(Bloomberg) -- A full panel of the U.S. appeals court in Chicago ruled Wednesday that a national injunction prohibiting the federal government from withholding law enforcement grants to so-called sanctuary cities was too broad.
The panel said the injunction can only apply to the city of Chicago.
In September, a federal judge in Chicago ruled in favor of the city, ordering the Justice Department to halt plans to withhold grants to municipalities that don’t cooperate with federal immigration enforcement.
U.S. District Judge Harry Leinenweber said in his ruling that the injunction applied nationwide, adding that there was “no reason to think that the legal issues present in this case are restricted to Chicago.”
A three-member panel of the appellate court previously upheld Leinenweber’s ruling, maintaining the injunction. The order Wednesday will limit the injunction until the full appeals court reviews the case.

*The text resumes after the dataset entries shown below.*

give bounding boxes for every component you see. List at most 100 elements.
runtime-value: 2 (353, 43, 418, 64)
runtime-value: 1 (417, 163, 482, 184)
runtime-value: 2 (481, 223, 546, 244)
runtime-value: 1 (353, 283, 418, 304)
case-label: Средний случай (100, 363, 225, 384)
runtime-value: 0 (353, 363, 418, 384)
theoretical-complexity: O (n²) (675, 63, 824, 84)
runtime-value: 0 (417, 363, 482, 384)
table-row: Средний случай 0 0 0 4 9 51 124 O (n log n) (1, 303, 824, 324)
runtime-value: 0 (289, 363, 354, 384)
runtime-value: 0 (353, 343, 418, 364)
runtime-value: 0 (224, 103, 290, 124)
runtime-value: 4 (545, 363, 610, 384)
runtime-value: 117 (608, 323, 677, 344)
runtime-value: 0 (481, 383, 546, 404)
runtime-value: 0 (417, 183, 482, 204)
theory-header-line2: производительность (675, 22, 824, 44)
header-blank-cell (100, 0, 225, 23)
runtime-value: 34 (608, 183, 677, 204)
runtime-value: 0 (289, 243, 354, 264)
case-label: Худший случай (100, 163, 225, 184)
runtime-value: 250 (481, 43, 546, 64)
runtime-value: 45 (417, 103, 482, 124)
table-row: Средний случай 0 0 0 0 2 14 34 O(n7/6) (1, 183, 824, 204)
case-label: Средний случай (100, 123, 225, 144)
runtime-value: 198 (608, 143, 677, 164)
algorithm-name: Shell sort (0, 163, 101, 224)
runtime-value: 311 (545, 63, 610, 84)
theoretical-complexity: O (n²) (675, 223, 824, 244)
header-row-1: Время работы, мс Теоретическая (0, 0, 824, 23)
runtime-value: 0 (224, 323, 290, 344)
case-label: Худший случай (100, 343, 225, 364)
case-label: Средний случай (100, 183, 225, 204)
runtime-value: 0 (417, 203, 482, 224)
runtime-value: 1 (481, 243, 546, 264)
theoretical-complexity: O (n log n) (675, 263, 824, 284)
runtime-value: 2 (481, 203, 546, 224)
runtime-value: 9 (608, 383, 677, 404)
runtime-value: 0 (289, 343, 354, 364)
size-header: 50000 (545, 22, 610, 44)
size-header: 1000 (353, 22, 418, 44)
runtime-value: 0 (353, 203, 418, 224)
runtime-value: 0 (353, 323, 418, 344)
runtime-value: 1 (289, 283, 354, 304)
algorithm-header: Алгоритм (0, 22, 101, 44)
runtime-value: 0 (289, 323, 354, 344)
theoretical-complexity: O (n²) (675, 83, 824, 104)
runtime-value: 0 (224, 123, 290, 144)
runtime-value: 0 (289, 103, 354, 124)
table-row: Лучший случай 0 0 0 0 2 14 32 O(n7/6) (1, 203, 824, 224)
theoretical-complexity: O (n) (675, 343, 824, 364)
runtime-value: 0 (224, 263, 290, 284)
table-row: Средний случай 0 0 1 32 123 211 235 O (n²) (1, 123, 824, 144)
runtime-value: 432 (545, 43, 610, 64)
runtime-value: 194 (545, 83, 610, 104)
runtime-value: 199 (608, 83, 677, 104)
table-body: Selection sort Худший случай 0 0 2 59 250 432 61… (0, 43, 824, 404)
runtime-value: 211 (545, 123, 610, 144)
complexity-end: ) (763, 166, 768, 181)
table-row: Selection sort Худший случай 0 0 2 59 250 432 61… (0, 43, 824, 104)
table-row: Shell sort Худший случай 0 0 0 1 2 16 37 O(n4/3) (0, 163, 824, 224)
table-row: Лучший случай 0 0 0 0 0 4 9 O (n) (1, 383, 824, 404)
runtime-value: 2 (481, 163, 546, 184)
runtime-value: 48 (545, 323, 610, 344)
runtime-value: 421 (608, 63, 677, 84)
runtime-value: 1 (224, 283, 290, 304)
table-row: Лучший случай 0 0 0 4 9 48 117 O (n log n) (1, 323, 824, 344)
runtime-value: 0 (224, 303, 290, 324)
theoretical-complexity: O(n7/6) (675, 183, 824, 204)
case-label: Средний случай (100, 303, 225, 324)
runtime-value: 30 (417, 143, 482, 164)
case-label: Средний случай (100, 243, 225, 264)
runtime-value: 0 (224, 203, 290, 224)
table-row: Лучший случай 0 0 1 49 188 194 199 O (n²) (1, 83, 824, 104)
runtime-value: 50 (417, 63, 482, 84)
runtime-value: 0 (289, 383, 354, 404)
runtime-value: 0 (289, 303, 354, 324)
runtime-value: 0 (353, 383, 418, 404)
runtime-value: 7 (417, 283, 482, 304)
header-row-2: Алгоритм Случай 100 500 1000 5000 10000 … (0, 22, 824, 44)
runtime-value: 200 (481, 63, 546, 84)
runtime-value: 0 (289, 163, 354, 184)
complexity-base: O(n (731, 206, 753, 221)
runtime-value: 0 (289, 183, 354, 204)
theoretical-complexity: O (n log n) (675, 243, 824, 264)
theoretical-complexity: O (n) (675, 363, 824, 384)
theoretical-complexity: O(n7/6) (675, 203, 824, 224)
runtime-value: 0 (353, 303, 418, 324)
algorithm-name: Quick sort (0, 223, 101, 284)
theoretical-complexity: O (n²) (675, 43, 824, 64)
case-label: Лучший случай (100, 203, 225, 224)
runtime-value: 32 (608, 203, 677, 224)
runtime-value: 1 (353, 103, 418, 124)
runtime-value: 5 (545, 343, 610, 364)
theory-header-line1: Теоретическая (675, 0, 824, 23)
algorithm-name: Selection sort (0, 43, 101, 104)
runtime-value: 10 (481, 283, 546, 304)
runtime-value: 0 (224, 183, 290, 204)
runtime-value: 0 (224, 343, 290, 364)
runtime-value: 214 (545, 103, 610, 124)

Chicago, like other sanctuary cities, doesn’t police immigration violations unless a suspect is wanted for a serious crime. The city practices a community policing strategy that “promotes cooperation between local law enforcement and immigrant communities,” Chicago said in court filings. Last year, the grant amount for Chicago was $2.3 million.
On June 18, the Trump administration asked the U.S. Supreme Court for an emergency order that would temporarily free the federal government to withhold law enforcement grants from sanctuary cities in most of the country.